Ela declarou que ficou desamparada sem o marido, inclusive sendo obrigada a vender parte do terreno em que vive. “Me sinto doente, preocupada. Como vou sustentar meus filhos, como vou alimentá-los? Estou cansada, já não quero trabalhar. Me dói a cabeça, o coração e meu corpo. Sinto que não tenho mais forças”.

Representante do Estado, o consultor jurídico-adjunto da Secretaria de Relações Exteriores do México, Salvador Tinajero, disse que o México reconhece as violações “por determinadas condutas”, mas que o Estado se opõe ao julgamento na Corte IDH porque o caso já foi solucionado na esfera da CIDH.

“O Estado já reconheceu sua responsabilidade pela totalidade das violações assinaladas pela Comissão. Não há nenhuma violação que o Estado negue. Por isso, o Estado considera respeitosamente que, conforme o desenho institucional do Sistema Interamericano, este tribunal não deveria revisar fatos violatórios de direitos humanos quando, como ocorre neste caso, o Estado não contesta as conclusões da Comissão.

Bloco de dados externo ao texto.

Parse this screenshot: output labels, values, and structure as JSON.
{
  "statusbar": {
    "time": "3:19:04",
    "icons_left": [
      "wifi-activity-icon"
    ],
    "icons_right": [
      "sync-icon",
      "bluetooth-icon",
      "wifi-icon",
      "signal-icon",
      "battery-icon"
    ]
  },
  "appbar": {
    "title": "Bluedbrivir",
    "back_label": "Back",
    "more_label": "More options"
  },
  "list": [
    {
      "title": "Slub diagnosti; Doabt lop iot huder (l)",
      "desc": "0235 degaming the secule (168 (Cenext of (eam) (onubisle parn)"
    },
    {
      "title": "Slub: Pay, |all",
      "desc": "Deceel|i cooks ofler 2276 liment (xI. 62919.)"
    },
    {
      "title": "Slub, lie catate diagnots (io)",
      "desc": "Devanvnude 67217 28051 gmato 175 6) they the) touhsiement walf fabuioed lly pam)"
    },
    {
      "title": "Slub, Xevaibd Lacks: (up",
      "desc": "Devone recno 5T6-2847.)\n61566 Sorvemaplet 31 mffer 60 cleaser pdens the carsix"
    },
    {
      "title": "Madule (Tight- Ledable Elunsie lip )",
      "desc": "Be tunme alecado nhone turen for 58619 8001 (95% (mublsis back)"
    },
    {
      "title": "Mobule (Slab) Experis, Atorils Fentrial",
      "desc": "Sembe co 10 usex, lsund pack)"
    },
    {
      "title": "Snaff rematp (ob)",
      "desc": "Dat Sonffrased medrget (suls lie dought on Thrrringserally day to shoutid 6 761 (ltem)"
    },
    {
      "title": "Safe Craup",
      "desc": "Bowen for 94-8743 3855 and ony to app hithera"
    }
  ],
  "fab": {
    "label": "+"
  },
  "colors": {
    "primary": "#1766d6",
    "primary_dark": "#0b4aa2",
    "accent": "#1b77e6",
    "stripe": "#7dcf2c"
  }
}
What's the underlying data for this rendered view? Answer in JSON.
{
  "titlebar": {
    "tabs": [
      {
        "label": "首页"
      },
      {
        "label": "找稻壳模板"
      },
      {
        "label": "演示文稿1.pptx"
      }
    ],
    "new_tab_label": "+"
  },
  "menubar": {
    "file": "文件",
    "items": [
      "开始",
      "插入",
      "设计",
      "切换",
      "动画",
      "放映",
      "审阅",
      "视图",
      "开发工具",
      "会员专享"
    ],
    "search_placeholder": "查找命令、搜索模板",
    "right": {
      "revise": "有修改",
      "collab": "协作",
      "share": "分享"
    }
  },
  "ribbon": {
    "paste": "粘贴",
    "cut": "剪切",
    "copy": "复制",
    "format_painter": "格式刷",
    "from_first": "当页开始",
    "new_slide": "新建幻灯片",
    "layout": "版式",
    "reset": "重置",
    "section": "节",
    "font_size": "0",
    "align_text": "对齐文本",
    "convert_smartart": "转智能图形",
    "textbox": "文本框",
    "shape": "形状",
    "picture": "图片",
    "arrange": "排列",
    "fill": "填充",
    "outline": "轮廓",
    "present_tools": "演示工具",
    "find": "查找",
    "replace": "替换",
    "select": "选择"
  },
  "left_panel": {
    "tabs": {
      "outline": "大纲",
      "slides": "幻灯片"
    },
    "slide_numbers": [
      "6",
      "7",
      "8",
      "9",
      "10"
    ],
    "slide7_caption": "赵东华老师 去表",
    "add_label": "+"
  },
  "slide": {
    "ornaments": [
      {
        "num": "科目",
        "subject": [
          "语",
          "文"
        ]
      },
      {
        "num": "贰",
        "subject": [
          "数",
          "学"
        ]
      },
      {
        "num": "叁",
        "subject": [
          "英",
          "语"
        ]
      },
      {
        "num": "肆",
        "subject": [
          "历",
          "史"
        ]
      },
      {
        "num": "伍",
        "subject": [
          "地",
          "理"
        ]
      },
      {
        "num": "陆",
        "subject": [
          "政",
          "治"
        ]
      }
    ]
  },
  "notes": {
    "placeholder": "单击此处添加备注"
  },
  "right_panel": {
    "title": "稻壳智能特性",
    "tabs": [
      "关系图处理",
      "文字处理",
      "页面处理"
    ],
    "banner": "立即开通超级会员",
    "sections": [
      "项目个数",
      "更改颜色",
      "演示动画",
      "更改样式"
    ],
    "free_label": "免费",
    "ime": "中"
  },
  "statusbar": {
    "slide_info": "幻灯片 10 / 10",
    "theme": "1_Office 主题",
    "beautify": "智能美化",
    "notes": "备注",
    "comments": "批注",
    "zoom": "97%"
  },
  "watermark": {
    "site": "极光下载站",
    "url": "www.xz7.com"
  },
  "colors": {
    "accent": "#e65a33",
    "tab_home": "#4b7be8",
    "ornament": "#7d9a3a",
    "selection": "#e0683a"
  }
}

Pelo contrário: as reconhece e implementa medidas para a reparação do dano”, afirmou o consultor jurídico.

Os representantes da suposta vítima negam que o Estado tenha reconhecido todas as violações e reparado as vítimas de forma integral.

Com a audiência finalizada na quarta-feira, as partes agora têm um mês para apresentar as alegações finais escritas. Depois disso, a Corte está livre para se pronunciar.

Julgarão este caso os juízes Ricardo César Pérez Manrique (presidente, Uruguai), Humberto Antonio Sierra Porto (Colômbia), Nancy Hernández López (Costa Rica), Verónica Gómez (Argentina), Patricia Pérez Goldberg (Chile) e Rodrigo Mudrovitsch (Brasil). O magistrado mexicano Eduardo Ferrer Mac-Gregor Poisot não participa deste julgamento porque o regulamento da Corte não permite a participação em casos do país de origem.